Sie verspricht, mich an einem der kommenden Wochenenden zu besuchen, sobald wie möglich, wenn nichts dazwischenkommt.
Ich rufe Papa und Mama an.
Sie freuen sich, dass ich am Telefon aus Akureyri so gutgelaunt klinge.
Nach Ásbjörns freundlicher Vermittlung bekomme ich Ólafur Gísli gegen Abend an den Apparat.

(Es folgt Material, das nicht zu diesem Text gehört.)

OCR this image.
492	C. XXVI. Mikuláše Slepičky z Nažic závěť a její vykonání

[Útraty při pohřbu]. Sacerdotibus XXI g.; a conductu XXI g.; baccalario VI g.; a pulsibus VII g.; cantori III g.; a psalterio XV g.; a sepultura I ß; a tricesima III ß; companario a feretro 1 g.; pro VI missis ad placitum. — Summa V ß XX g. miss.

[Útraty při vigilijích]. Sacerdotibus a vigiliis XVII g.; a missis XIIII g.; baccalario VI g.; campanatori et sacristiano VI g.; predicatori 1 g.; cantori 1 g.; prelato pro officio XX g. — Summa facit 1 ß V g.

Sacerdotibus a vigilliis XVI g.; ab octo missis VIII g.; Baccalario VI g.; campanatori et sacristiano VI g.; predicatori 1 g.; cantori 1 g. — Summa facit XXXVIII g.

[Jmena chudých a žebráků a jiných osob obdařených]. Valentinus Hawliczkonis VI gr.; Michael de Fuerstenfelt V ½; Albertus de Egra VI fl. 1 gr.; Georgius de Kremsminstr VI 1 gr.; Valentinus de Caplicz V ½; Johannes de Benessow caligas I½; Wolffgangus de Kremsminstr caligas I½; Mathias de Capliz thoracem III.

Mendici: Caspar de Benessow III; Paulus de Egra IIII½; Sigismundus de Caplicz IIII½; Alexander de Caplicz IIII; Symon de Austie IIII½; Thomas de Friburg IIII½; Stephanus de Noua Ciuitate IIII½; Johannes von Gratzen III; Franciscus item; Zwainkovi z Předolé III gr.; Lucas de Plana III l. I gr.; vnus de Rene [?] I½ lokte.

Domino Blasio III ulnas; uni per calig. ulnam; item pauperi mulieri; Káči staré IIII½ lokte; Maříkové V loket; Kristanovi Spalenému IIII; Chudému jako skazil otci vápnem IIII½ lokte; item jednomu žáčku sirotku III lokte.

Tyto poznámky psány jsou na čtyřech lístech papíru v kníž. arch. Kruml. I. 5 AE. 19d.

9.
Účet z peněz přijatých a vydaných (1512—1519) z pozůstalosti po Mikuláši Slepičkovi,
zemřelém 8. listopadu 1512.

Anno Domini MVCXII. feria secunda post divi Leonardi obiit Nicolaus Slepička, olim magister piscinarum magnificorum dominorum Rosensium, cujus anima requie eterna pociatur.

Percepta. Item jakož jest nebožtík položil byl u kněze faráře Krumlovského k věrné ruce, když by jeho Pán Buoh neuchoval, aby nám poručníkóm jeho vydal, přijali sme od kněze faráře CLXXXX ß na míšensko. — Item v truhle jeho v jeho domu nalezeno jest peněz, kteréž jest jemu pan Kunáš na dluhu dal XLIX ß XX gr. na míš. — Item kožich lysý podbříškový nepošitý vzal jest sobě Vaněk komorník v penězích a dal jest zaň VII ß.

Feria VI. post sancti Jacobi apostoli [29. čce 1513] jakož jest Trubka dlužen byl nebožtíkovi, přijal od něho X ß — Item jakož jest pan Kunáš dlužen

»Klärt sich die Sache?«, frage ich.
»Teilweise. Manches auch nicht. Und bei dir?«
»Kaum. Das meiste nicht.«
»Es ist ja noch nicht aller Tage Abend.«
»Das ist wohl richtig. Soll ich versuchen, dir ein paar Fragen zu stellen?«
»Wie du willst. Oder möchtest du lieber, dass ich dir ein paar Fragen stelle?«
»Nur, wenn’s unbedingt sein muss. Steht der Todeszeitpunkt mittlerweile fest?«
»Nicht genau. Wir gehen davon aus, dass Skarphéðinn Valgarðsson zwischen drei und sechs Uhr in der Nacht zum Gründonnerstag gestorben ist.«
»Konnte jemand bestätigen, wann Skarphéðinn die Party verlassen hat?«
»In Bezug auf diese Party wird überhaupt nichts bestätigt. Sie hätte ebenso gut gar nicht stattgefunden haben können. Oder besser gesagt, bisher konnte keiner der Gäste erklären, was eigentlich dort passiert ist.«
»Habt ihr schon mit allen Gästen gesprochen?«
»Mit allen Gästen? Wie viele waren es denn? Und wer war es? Niemand konnte uns darüber einen Überblick geben.«
»Ist etwas über den Zeitpunkt bekannt, wann Skarphéðinn die Party verlassen hat?«
»Noch nicht.«
»Mit wem er weggegangen ist?«
»Noch nicht.«
»Es gibt also kaum Anhaltspunkte?«
»Ja, das muss ich zugeben. Bis jetzt zumindest.«
»Zum jetzigen Stand der Ermittlungen?«
»Du sprichst mir aus der Seele.«
»Und die technische Seite? Spuren an der Leiche?